Understanding how neurons encode information is one of the most pressing challenges in neuroscience. A new study from a multidisciplinary team including MCB researchers and those from the John A. Paulson School of Engineering and Applied Sciences (SEAS) introduces a novel deep learning-based framework that promises to make sense of the complexity of neural recordings. Their method, called Deconvolutional Unrolled Neural Learning (DUNL), is described in a new paper published in Neuron (PDF).
Multiple, seemingly unrelated factors often modulate the activity of neurons. DUNL enables researchers to break down neural activity into interpretable components, helping to reveal the underlying structure of how neurons respond to different stimuli and events. Unlike traditional methods, which often require averaging responses across multiple trials or animals, DUNL allows for the analysis of single-trial and single-neuron activity. This makes it particularly valuable for understanding the nuanced and heterogeneous activity patterns that underlie cognition and behavior.

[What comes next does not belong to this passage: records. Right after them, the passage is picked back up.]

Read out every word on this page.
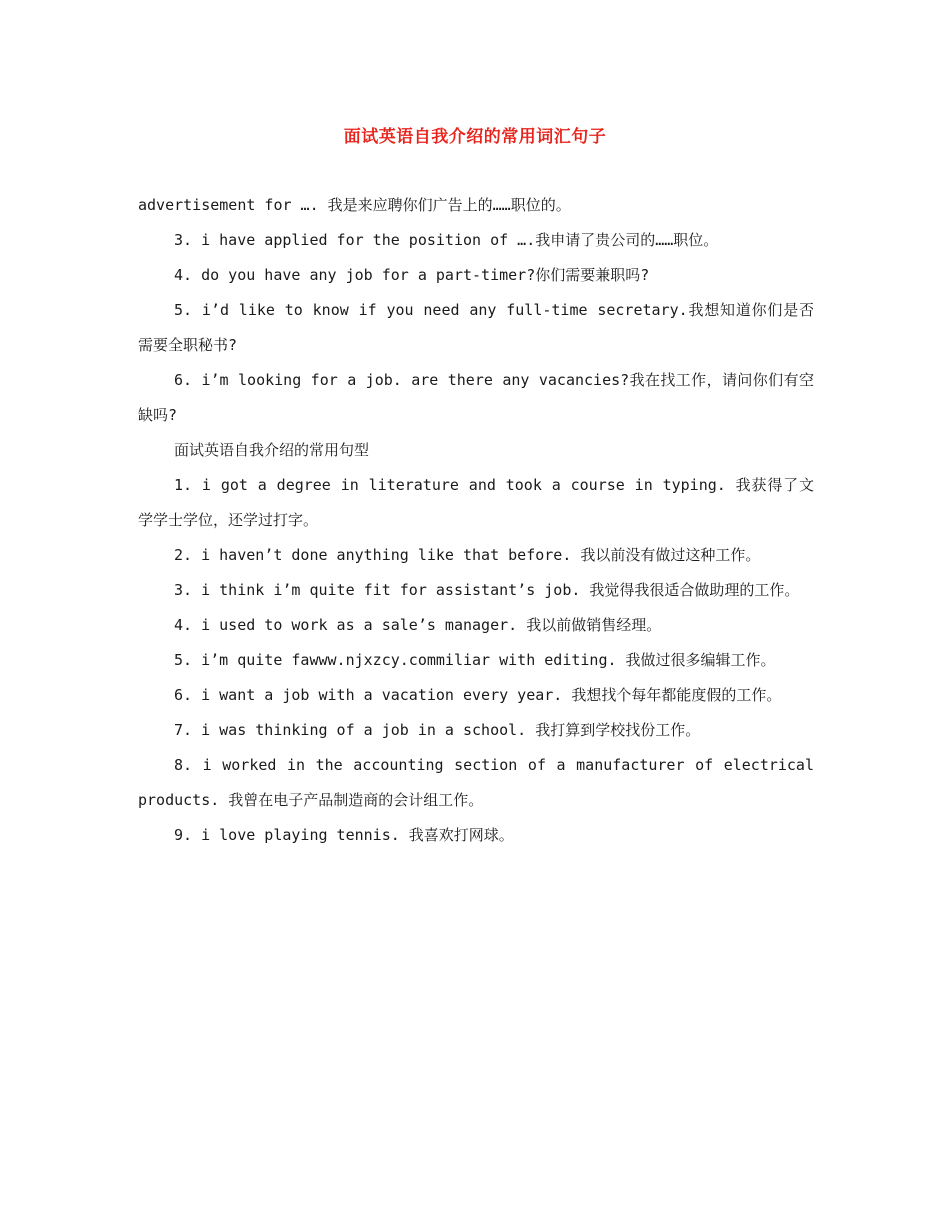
面试英语自我介绍的常用词汇句子

advertisement for …. 我是来应聘你们广告上的……职位的。

3. i have applied for the position of ….我申请了贵公司的……职位。

4. do you have any job for a part-timer?你们需要兼职吗?

5. i’d like to know if you need any full-time secretary.我想知道你们是否需要全职秘书?

6. i’m looking for a job. are there any vacancies?我在找工作，请问你们有空缺吗?

面试英语自我介绍的常用句型

1. i got a degree in literature and took a course in typing. 我获得了文学学士学位，还学过打字。

2. i haven’t done anything like that before. 我以前没有做过这种工作。

3. i think i’m quite fit for assistant’s job. 我觉得我很适合做助理的工作。

4. i used to work as a sale’s manager. 我以前做销售经理。

5. i’m quite fawww.njxzcy.commiliar with editing. 我做过很多编辑工作。

6. i want a job with a vacation every year. 我想找个每年都能度假的工作。

7. i was thinking of a job in a school. 我打算到学校找份工作。

8. i worked in the accounting section of a manufacturer of electrical products. 我曾在电子产品制造商的会计组工作。

9. i love playing tennis. 我喜欢打网球。
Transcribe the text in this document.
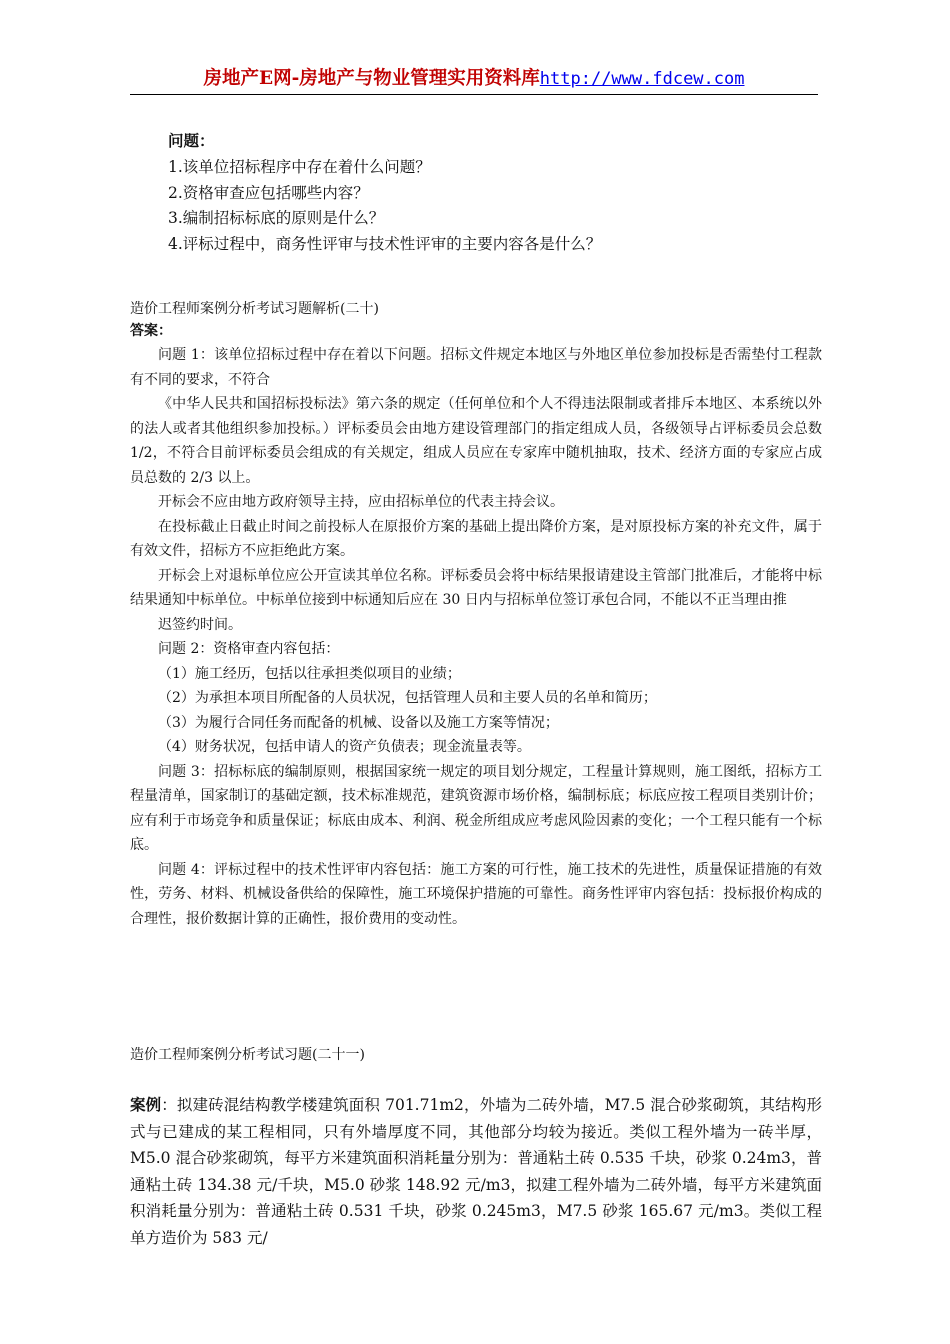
房地产E网-房地产与物业管理实用资料库http://www.fdcew.com
问题：
1.该单位招标程序中存在着什么问题？
2.资格审查应包括哪些内容？
3.编制招标标底的原则是什么？
4.评标过程中，商务性评审与技术性评审的主要内容各是什么？
造价工程师案例分析考试习题解析(二十)
答案：
问题 1：该单位招标过程中存在着以下问题。招标文件规定本地区与外地区单位参加投标是否需垫付工程款有不同的要求，不符合
《中华人民共和国招标投标法》第六条的规定（任何单位和个人不得违法限制或者排斥本地区、本系统以外的法人或者其他组织参加投标。）评标委员会由地方建设管理部门的指定组成人员，各级领导占评标委员会总数 1/2，不符合目前评标委员会组成的有关规定，组成人员应在专家库中随机抽取，技术、经济方面的专家应占成员总数的 2/3 以上。
开标会不应由地方政府领导主持，应由招标单位的代表主持会议。
在投标截止日截止时间之前投标人在原报价方案的基础上提出降价方案，是对原投标方案的补充文件，属于有效文件，招标方不应拒绝此方案。
开标会上对退标单位应公开宣读其单位名称。评标委员会将中标结果报请建设主管部门批准后，才能将中标结果通知中标单位。中标单位接到中标通知后应在 30 日内与招标单位签订承包合同，不能以不正当理由推
迟签约时间。
问题 2：资格审查内容包括：
（1）施工经历，包括以往承担类似项目的业绩；
（2）为承担本项目所配备的人员状况，包括管理人员和主要人员的名单和简历；
（3）为履行合同任务而配备的机械、设备以及施工方案等情况；
（4）财务状况，包括申请人的资产负债表；现金流量表等。
问题 3：招标标底的编制原则，根据国家统一规定的项目划分规定，工程量计算规则，施工图纸，招标方工程量清单，国家制订的基础定额，技术标准规范，建筑资源市场价格，编制标底；标底应按工程项目类别计价；应有利于市场竞争和质量保证；标底由成本、利润、税金所组成应考虑风险因素的变化；一个工程只能有一个标底。
问题 4：评标过程中的技术性评审内容包括：施工方案的可行性，施工技术的先进性，质量保证措施的有效性，劳务、材料、机械设备供给的保障性，施工环境保护措施的可靠性。商务性评审内容包括：投标报价构成的合理性，报价数据计算的正确性，报价费用的变动性。
造价工程师案例分析考试习题(二十一)
案例：拟建砖混结构教学楼建筑面积 701.71m2，外墙为二砖外墙，M7.5 混合砂浆砌筑，其结构形式与已建成的某工程相同，只有外墙厚度不同，其他部分均较为接近。类似工程外墙为一砖半厚，M5.0 混合砂浆砌筑，每平方米建筑面积消耗量分别为：普通粘土砖 0.535 千块，砂浆 0.24m3，普通粘土砖 134.38 元/千块，M5.0 砂浆 148.92 元/m3，拟建工程外墙为二砖外墙，每平方米建筑面积消耗量分别为：普通粘土砖 0.531 千块，砂浆 0.245m3，M7.5 砂浆 165.67 元/m3。类似工程单方造价为 583 元/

A New Approach to Neural Complexity
Traditional methods for analyzing neural data, such as principal component analysis and non-negative matrix factorization, identify broad trends across a population of neurons. However, these approaches struggle to disentangle the contributions of individual neurons, especially when they exhibit mixed selectivity—the ability to encode multiple aspects of behavior, environment, or internal state simultaneously.
“In many cases, a single neuron responds to multiple factors simultaneously, making it difficult to interpret what the neuron is actually encoding,” explains co-author Sara Pinto dos Santos Matias, PhD, a postdoctoral fellow in the MCB lab of Naoshige Uchida, PhD. “Separating these overlapping components is crucial for understanding the underlying computations.”
DUNL addresses this challenge by leveraging algorithm unrolling, a technique that transforms an optimization process into a structured neural network. By using a convolutional generative model, DUNL learns neural response components directly from data while maintaining clear links between model parameters and biological processes.
“Our method models neural activity as a sum of convolutions between impulse-like responses to different events—what we call kernels—and sparse codes that indicate when and how strongly each pattern is activated,” Sara adds. “This gives us a structured and interpretable way to examine neural responses.”
She emphasizes that the fact that DUNL can be applied across different types of data highlights its versatility. “It works with electrophysiology, two-photon imaging, and fluorometry, and it’s useful in both structured, trial-based experiments and more naturalistic settings.”
“This has been an exciting collaboration that combined different expertise between three labs,” adds Uchida, referencing the contributions from SEAS Professor Demba Ba and Paul Masset from the MCB lab of Venkatech Murthy. Masset was a joint postdoctoral fellow in the Uchida/Murthy labs and is now an Assistant Professor at McGill University. “DUNL leverages the powerful computational capabilities of deep learning, a machine learning framework. I am particularly grateful to Prof. Demba Ba and Dr. Paul Masset for their leadership, and Dr. Bahareh Tolooshams (former graduate researcher within SEAS) for co-leading the work with Sara.”
Future Directions and Broader Implications
As neural recording technologies continue to advance, methods like DUNL will be essential for extracting meaningful insights from large-scale datasets. The team is now exploring new applications of the method to further analyze neural computation in naturalistic environments.
“This approach is similar to what is currently used as state-of-the-art machine learning approaches to investigate large language models and what kind of inferences they make,” Sara notes, referencing the sparse autoencoders (e.g. Anthropic) that are used to extract interpretable and meaningful feature components from large language models and enhance their robustness and efficiency. “It’s an exciting direction that bridges neuroscience and artificial intelligence.”